The CEEMS energy measurement tool is available to Jean Zay users. It is an open-source tool (github link) with on-line documentation (doc link).

Note that the CEEMS tool is based on data obtained from compute nodes. These data do not take into account aspects such as the cooling, interconnection network, inputs/outputs, … If your goal is to evaluate your global carbon footprint by taking into account these aspects, you can use the values provided by GENCI on this subject. See this link .

Accessing CEEMS

On Jean Zay, CEEMS is accessible via a Single Sign-On (SSO) authentication service with your Jean Zay identifier and password at the following address: https://jean-zay-ceems.idris.fr. The connection modalities are identical to those used to access JupyterHub, as explained on the Jupyterhub page.

Using CEEMS

From the home page, you need to follow the menu “Home > Dashboards > SLURM Job Metrics > User Job Summary”, if you are not already on this page.

The top of the displayed page presents as follows:

Measurement parameters

On this page, you can select the type of hours you want from the “Account“ drop-down menu (…@cpu, …@v100, …@a100 or …@h100). The available choices, as well as the default option, depend on the type of hours attributed to the project.

You can also choose the CO2 emission coefficient to use (varies in function of the coefficient reference chosen) by using the drop-down menu, “Emission Factor Provider”. This serves as the computing base for the quantity of CO2 emitted by your jobs. You can obtain information about the possible choices in the insert on the right of the page entitled “README”.

It is possible to choose the period of data analysis via the drop-down menu, “Last 90 days“ (which is the value by default).

Note that the drop-down menu “Refresh”, on the right, allows you to deactivate the automatic refresh or to activate it by choosing the frequency.

Displays

Depending on the preceding choices, you can consult the corresponding statistics for:

  • Global usage per user, in the section “Aggregate Usage Statistics of User…”,

  • Global usage for the project, in the section “Aggregate Usage Statistics of Project…”,

  • The distribution of energy usage and emissions within the project, in the section “Breakdown of Energy and Emissions Usage …”,

  • Your job metrics, in the section (“Job Metrics …”),

Each section contains a “README” which provides an introduction to the concerned section as well as a definition of the aggregated metrics presented.

Details per job

In the section “Job Metrics…”, only your jobs having a duration superior to 5 minutes on the selected partition are displayed. They appear several minutes after the start of the jobs (30 minutes at most). The information is then updated in real time (according to the refresh time frequency chosen).
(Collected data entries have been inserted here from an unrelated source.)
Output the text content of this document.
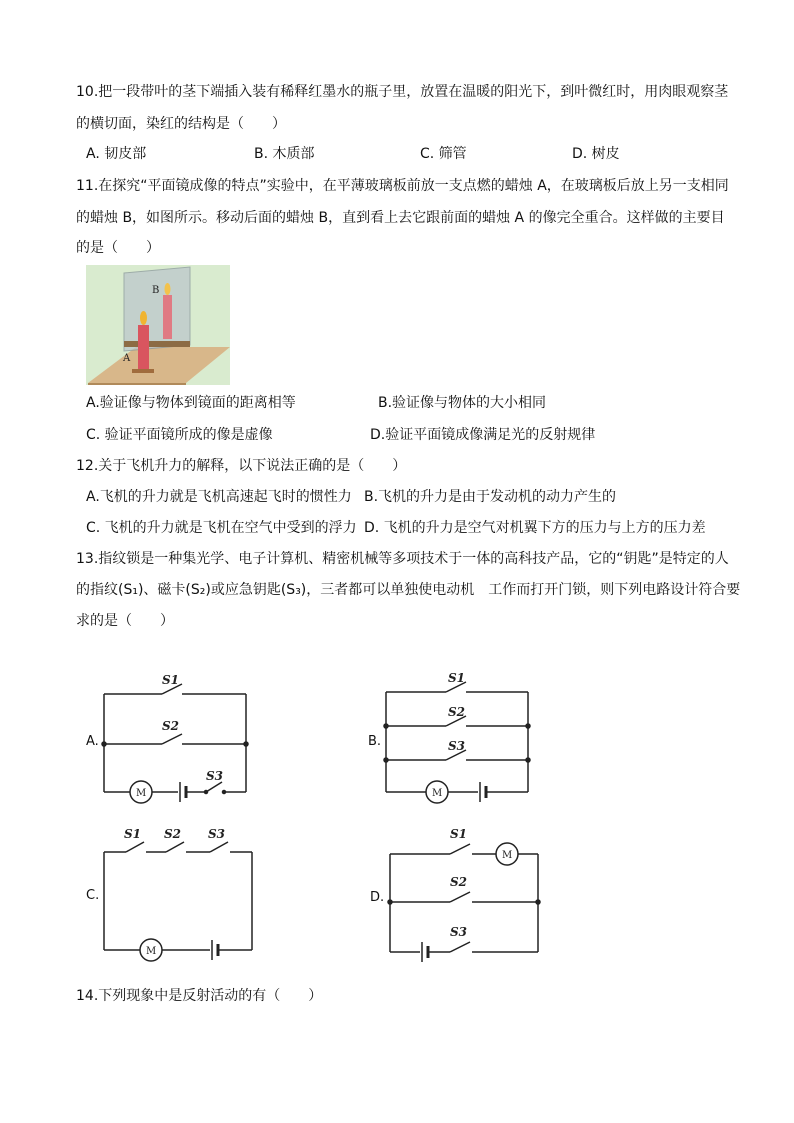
10.把一段带叶的茎下端插入装有稀释红墨水的瓶子里，放置在温暖的阳光下，到叶微红时，用肉眼观察茎
的横切面，染红的结构是（　　）
A. 韧皮部	B. 木质部	C. 筛管	D. 树皮
11.在探究“平面镜成像的特点”实验中，在平薄玻璃板前放一支点燃的蜡烛 A，在玻璃板后放上另一支相同
的蜡烛 B，如图所示。移动后面的蜡烛 B，直到看上去它跟前面的蜡烛 A 的像完全重合。这样做的主要目
的是（　　）
B
A
A.验证像与物体到镜面的距离相等	B.验证像与物体的大小相同
C. 验证平面镜所成的像是虚像	D.验证平面镜成像满足光的反射规律
12.关于飞机升力的解释，以下说法正确的是（　　）
A.飞机的升力就是飞机高速起飞时的惯性力 B.飞机的升力是由于发动机的动力产生的
C. 飞机的升力就是飞机在空气中受到的浮力 D. 飞机的升力是空气对机翼下方的压力与上方的压力差
13.指纹锁是一种集光学、电子计算机、精密机械等多项技术于一体的高科技产品，它的“钥匙”是特定的人
的指纹(S₁)、磁卡(S₂)或应急钥匙(S₃)，三者都可以单独使电动机　工作而打开门锁，则下列电路设计符合要
求的是（　　）
A.
M
S1
S2
S3
B.
M
S1
S2
S3
C.
M
S1 S2 S3
D.
M
S1
S2
S3
14.下列现象中是反射活动的有（　　）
By clicking on a job in the “Job Metrics” list, you will access the “Single Job Metrics” dashboard. In this dashboard, you will have the detailed statistics per node for this job (via the “Compute Node” drop-down menu) and perhaps per GPU (via the “GPU” drop-down menu), depending on the type of job (CPU or GPU).

The “Single Job Metrics” dashboard contains several sections such as CPU Stats, GPU Stats and GPU Profiling Stats. Definitions of the metrics presented in these sections are available in the Readme of this page. This page also supplies profiling data and I/O statistics. Note that to activate some of these functionalities, you must configure the corresponding environment variables, as indicated in the README.